Phippen holds a cutting of wild hemp he rooted and hopes to use to produce seeds.
Despite industrial hemp’s legalization, Phippen still needed a permit from the U.S. Department of Agriculture to collect feral hemp. After receiving the permit, he began putting calls out to Western Illinois University alumni in July 2019 to see if they had any feral hemp on their properties. Some of his efforts involved serendipitous searching. He drove around until he spotted areas heavy with greenery and plodded through open fields, roamed down stretches of highway and even wandered into a backyard or two to find the camouflaged cannabis.
“You could find it anywhere,” Phippen says. “There’s some counties where you can get out of the car and just start walking along some power poles along the highway or something like that, and there it is. You could go around any corner and find it.”
In counties where he had trouble finding feral hemp samples, Phippen resorted to asking for help from the local sheriff’s office, who he said would discreetly point him to a general location they knew about.
By the end of the summer, Phippen had collected 27 different samples from 13 of Illinois’ 102 counties, mostly on the northwestern side of the state. The good news: None of the feral hemp tested “hot,” or above the legal 0.3% THC limit.
“We did see some phenotypic differences between the wild stuff, but for the most part, they are remnants of the old fiber industry,” Phippen says. “Four of my collection sites were from original farms that grew during the war effort, and they are clearly remnants from the war effort.”
Phippen, however, has concluded that those growing for CBD may be best served doing so indoors. He says that when he was helping farmers grow hemp for CBD in 2018, they experienced some cross-pollination even on farms “out in the middle of absolutely nowhere.” Phippen suspects the feral hemp may have played a role. (For more on pollen drift, read “Hemp Law: Drifting Into New Legal Territory” at: bit.ly/hemppollendrift.)

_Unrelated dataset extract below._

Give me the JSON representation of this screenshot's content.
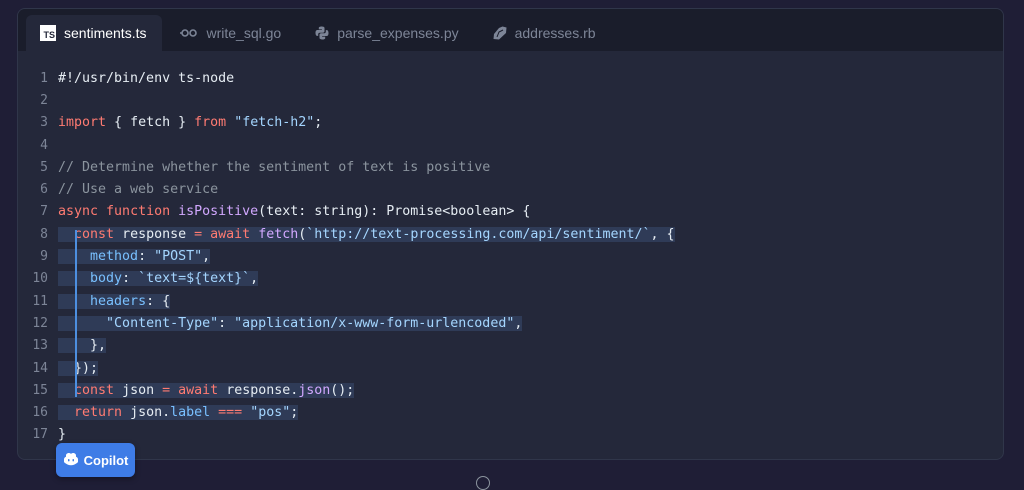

“We were probably 4 miles away from the nearest forest area that could have wild hemp, and we still had seed production in our CBD plants, so that would indicate it was either in the wind or insects were visiting,” Phippen says. “A lot of producers had a bad experience with CBD this year, so a lot of them are going to start switching over to seed/grain production and fiber production. Those two types of producers are going to produce a tremendous amount of pollen. That’s why if you’re going to be really vested into CBD production, you probably want to go indoors, because there’s not much you can do about stopping the pollen from coming in.”
Phippen presented his findings at the Illinois Hemp Summit in December and plans for them to be featured at the university’s undergraduate research day in April as well.
Looking ahead, Phippen’s hemp focus will revolve around helping the university get its recently announced cannabis minors off the ground, as well as develop a related major to launch in the future.
But Phippen’s feral hemp research may follow him longer than he initially intended. He still fields phone calls from people who find feral hemp and want him to check it out, and he predicts he’ll end up going on another hemp expedition this summer. His ultimate goal is to offer seeds from the wild varieties he collected to those interested in starting a breeding program for hemp grain and fiber production, picking up on an effort that has remained stagnant since WWII.
Theresa Bennett is associate editor of Hemp Grower and sister magazine Cannabis Business Times.